What worries me is that this kind of thinking rarely stays theoretical. The document has a clear eugenic logic. Beyond that, it’s also very bad for the economy.
Why This Report Is Bad for the Economy
The family model in this report relies on conditions that don’t exist anymore. It assumes people have stable single-earner wages, affordable housing, good healthcare, and steady jobs. The report doesn’t suggest rebuilding these systems for today’s world. Instead, it wants to force people into family structures that never really existed for many groups.
That’s not pro-growth. It isn’t pro-business. It is definitely not pro-worker. It is pro-power and anti-democratic.
It’s also simply wrong on the facts.
Women in the workforce have driven economic growth for decades. Access to reproductive healthcare helps keep the federal and local workforce stable. Immigration, technology, and global trade help modern economies adapt and stay competitive. The founders of companies like Nvidia, Yahoo, and Google understood this. Yet, this report ignores or downplays the progress made by anyone who isn’t a white, heterosexual man, even as it claims to support overall American prosperity.
Rather than investing in childcare, healthcare, housing, or labor protections, the report focuses on moralizing “family formation” and puts the burden back on women, caregivers, immigrants, and even disabled people. You’re either part of the new standard or seen as a problem to fix.

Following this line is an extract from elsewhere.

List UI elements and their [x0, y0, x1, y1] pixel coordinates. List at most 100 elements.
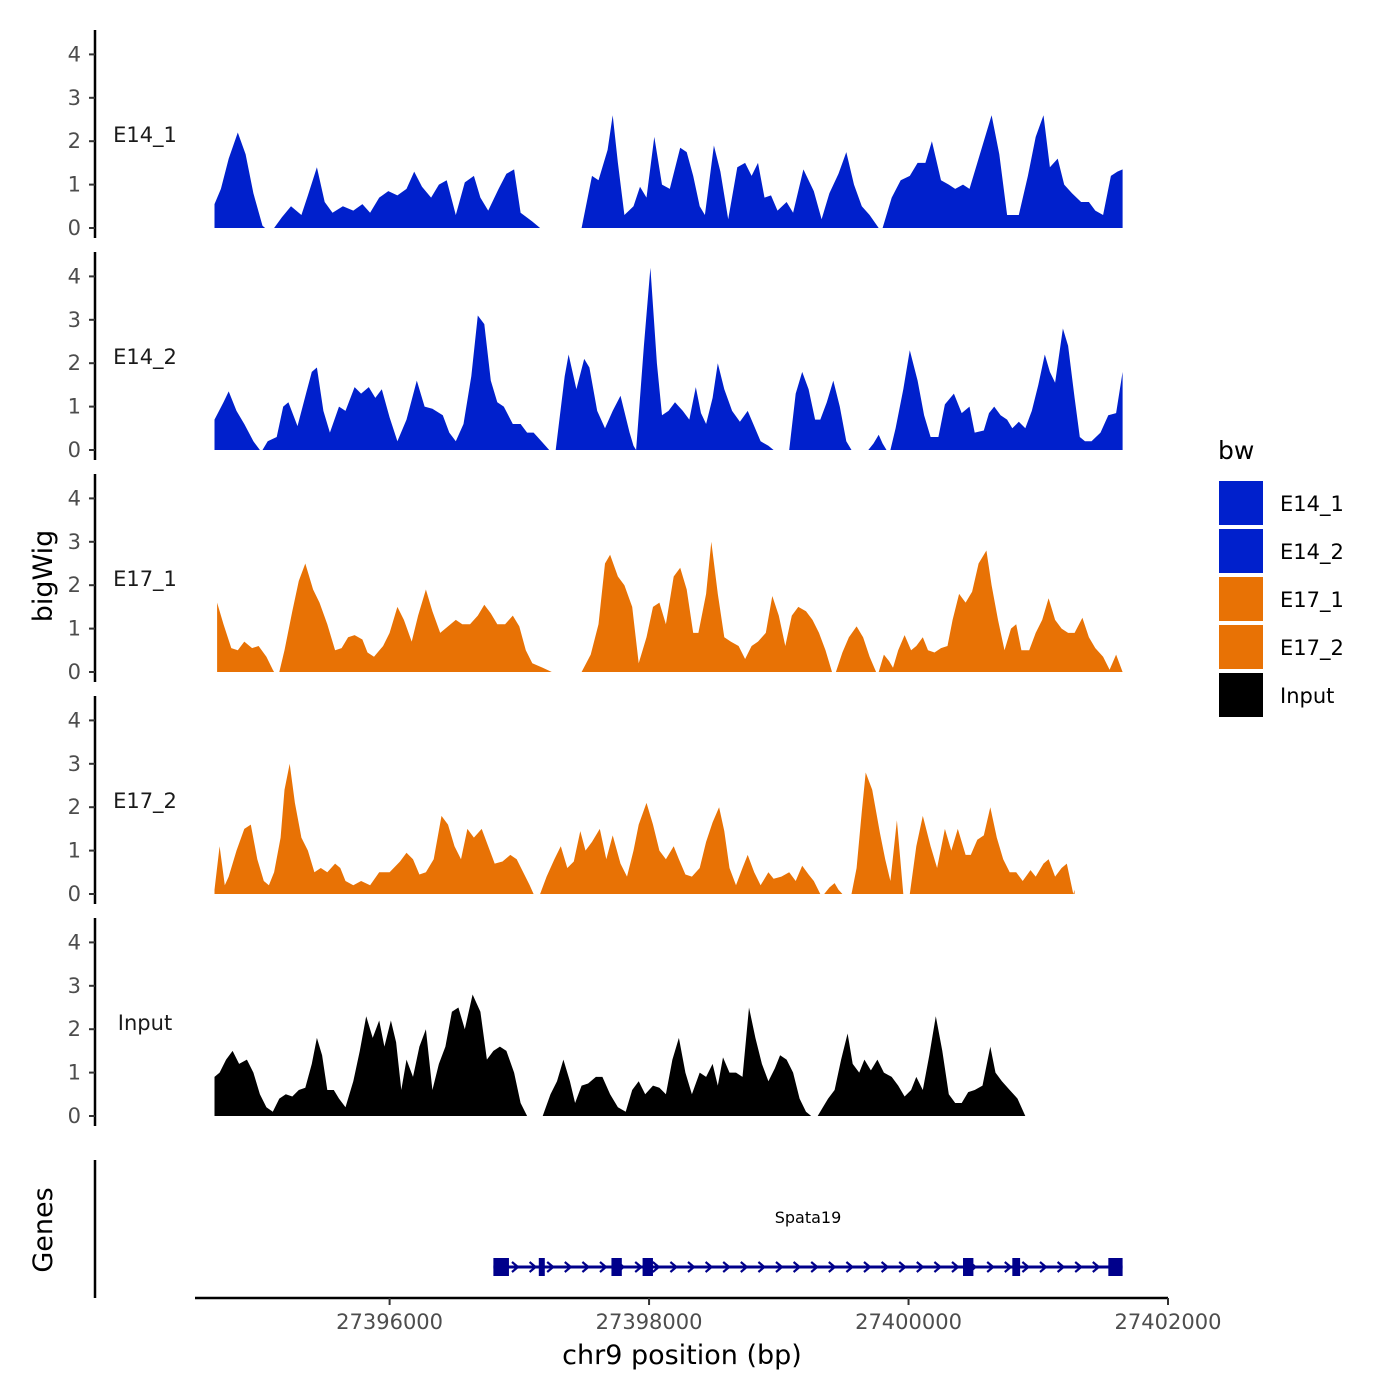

The Circular Firing Squad in Corporate America
This is where the whole thing gets ridiculous, and it’s one of a million reasons why we need money out of politics.
Many business leaders (i.e., executives, founders, investors) back Republican candidates supported by the Heritage Foundation. Yet, these leaders profit from global talent, women’s work, innovation, and broad labor market participation to keep their companies running. This report goes against all of those things.
Also, I couldn’t ignore this contradiction when Robby Starbuck, a Heritage Foundation fellow, recently spoke at a Society for Human Resource Management (SHRM) event. I still can’t make sense of it. How can an organization that represents America’s best HR departments give a platform to someone whose views treat women’s autonomy, diversity, and labor participation as threats?
Human Resources is meant to manage risk, expand opportunity, and help organizations succeed in a complex global economy. The worldview in this report, and the one Robby Starbuck supports, does the opposite. Giving it a professional platform isn’t neutral. At best, it gives credibility. At worst, it shows agreement.
We also haven’t discussed the Heritage Foundation’s views on LGBTQIA+ people. These positions are much closer to those of authoritarian religious regimes than to pluralistic democracies.
Why This Report Keeps Me Up at Night
I’m not asking you to read all 200 pages of this report. I did it for you. Slowly. And with a lot of regret.
Instead, I’m asking you to trust me. The ideas in this report narrow who is “worthy” in American society. The authors judge private life and claim inequality is natural and unavoidable, using a specific Christian theology as justification.
What’s frightening is that this report doesn’t look like hate propaganda. It comes with footnotes, charts, and polished business language. That doesn’t make it more legitimate. It just makes the bigotry and misogyny harder to spot, which makes it more dangerous.
I’ve worked in Human Resources for thirty years. I know how quickly white papers can turn into policy. The speed at which ideas like this are seen as part of a balanced debate? That’s what keeps me up at night.